If you’ve seen Mel Gibson’s film Apocolypto you’ll remember the pretty graphic scenes of human sacrifice. Most primitive religions featured human sacrifice and ritualistic cannibalism in some form or other at some point. The logic was pretty simple: to appease the gods you gave them something valuable. What would they like? Life. How do you give them life? The life is in the blood, so you have to shed blood. What life is best? Pretty young virgins, lovely children, strong young warriors. You get the idea.

The Jews were given a get out. They could sacrifice animals instead of their children. This was the main lesson that came out of Abraham’s near sacrifice of Isaac: God said human sacrifice was un-necessary. So the Jews developed their sacrificial system, but even in the Old Testament God was indicating that this was insufficient. “Do you think I eat the flesh of goats and bullocks?” he asks.
Then he sends his Son as the one, full, final sacrifice. Suddenly all other sacrifices have meaning. They were pointers to this one human sacrifice to end all human sacrifices. The Mass is the proper re-presentation of that one, full, final sacrifice. It brings into the present moment that timeless moment and applies that benefit to one and all.
Now the problem with modern Catholicism is that modern people, thinking that human sacrifice is really rather horrific, and that the wanton, ritualistic slaughter of animals is also rather gruesome, have chucked out the religious concept of sacrifice altogether. The modernists saw it as superstitious, bloodthirsty, primitive and barbaric. The considered themselves to have moved on from such superstitious concepts as placating rather petulant and cruel gods, and wanted a different model for understanding the Mass.
The other model was there.
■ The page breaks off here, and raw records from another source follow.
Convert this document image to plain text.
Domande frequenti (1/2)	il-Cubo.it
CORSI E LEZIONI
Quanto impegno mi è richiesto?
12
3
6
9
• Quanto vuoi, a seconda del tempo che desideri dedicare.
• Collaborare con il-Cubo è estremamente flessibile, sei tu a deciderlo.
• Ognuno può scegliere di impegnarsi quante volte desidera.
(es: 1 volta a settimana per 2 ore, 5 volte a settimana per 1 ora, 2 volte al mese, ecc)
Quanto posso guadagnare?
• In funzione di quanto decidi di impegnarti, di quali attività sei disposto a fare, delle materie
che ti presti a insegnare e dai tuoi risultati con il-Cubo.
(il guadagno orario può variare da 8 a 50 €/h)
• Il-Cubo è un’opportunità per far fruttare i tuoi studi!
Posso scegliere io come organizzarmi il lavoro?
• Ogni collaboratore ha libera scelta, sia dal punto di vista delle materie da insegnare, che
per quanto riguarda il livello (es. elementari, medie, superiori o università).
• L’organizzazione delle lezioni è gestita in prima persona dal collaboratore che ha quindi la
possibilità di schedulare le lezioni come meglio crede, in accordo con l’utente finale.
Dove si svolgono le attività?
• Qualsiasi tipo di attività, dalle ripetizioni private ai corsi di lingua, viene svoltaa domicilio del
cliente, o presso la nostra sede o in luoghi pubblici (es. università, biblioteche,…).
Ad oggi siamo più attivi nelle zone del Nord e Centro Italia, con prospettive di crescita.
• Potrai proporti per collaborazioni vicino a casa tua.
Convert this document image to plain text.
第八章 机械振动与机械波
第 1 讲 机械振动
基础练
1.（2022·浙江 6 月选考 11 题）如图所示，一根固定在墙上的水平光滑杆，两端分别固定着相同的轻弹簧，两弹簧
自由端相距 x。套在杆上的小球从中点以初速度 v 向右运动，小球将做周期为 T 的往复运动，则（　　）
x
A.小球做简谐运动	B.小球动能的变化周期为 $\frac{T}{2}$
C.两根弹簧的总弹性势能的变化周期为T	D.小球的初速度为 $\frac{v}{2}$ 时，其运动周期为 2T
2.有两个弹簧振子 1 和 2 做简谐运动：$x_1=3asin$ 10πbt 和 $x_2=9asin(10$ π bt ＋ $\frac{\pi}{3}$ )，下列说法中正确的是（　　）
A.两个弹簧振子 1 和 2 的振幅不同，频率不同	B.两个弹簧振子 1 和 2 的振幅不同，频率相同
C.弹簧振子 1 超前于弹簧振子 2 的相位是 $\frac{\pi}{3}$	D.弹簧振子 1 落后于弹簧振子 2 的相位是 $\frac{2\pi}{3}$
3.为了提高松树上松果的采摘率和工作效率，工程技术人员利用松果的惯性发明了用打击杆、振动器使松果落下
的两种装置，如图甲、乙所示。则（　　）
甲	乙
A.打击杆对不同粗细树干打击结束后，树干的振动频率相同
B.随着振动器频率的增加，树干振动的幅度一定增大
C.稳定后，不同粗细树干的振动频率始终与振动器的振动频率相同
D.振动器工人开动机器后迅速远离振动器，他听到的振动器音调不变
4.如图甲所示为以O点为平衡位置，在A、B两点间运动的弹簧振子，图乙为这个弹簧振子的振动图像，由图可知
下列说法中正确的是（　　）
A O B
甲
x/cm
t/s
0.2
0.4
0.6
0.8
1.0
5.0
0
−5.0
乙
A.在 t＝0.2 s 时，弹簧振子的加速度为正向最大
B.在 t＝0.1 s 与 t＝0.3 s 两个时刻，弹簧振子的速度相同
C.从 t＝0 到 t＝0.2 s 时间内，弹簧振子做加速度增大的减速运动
In the Bible we have the Almighty making covenants with his people. The ancients sealed these covenants with a ritual meal. The Jews had lots of ritual meals. The Passover was just one. So this model of covenant, ritual, fellowship meal took precedence in the theology that preceded the Second Vatican Council.
Now the main model for the Mass was the ritual fellowship meal of the people of God. The focus shifted from a memorial of Christ’s death on the cross to a memorial of the Last Supper. The Mass was not so much a re-presentation and application of Christ’s death, but a re-living of the Last Supper, with us as Jesus disciples and the priest as an alter-Christus presiding at the Last Supper.
If this was to be the model, then of course it made sense for the priest to go around to the other side of the altar (now called the Communion Table) and face the people. He was no longer the priest offering the sacrifice with and for the people, but he was the Father presiding at the family meal rather like Daddy standing up to ceremonially carve the roast beef for family dinner.
This change of position was nowhere legislated by the Fathers of the Council. In fact, the rubrics of the Novus Ordo Mass assume that the priest is still facing East with his back to the people, praying with them and for them. That’s why at the “Pray brethren that our sacrifice…” and the “Behold the Lamb of God” the rubrics instruct the priest to ‘turn and face the people’.
In the wake of this theological change everything else changed. Churches became big round meeting halls in which the people met for the fellowship meal. The introit became the ‘gathering song.’ The hymns changed content from worship of God and meditation on the Divine Sacrifice to songs about us and our community and how we felt about God and how we were going to change the world.
What happened when sacrifice went out the stained glass window? We lost an understanding of God himself, for sacrifice is woven into the very warp and woof of creation. Sacrifice is the character of God himself, for just as the blood flows out of the sacrifice, so God’s Divine Love flows from him at all times. This Divine Love is the energy of all creation, it is the force that ‘moves the sun and the other stars’. It is the energy that binds together the three members of the Holy Trinity. Sacrifice is the outpouring of one’s life and one’s love, and without sacrifice Christianity is reduced to a club of people who sing songs together, and talk about how they are going to make the world a better place.
When we start to understand the proper place of sacrifice in the whole cosmos, we will start again to understand the sacrifice of the Mass, and when that happens everything else in our liturgy architecture, music, prayer and spirituality should fall back into place.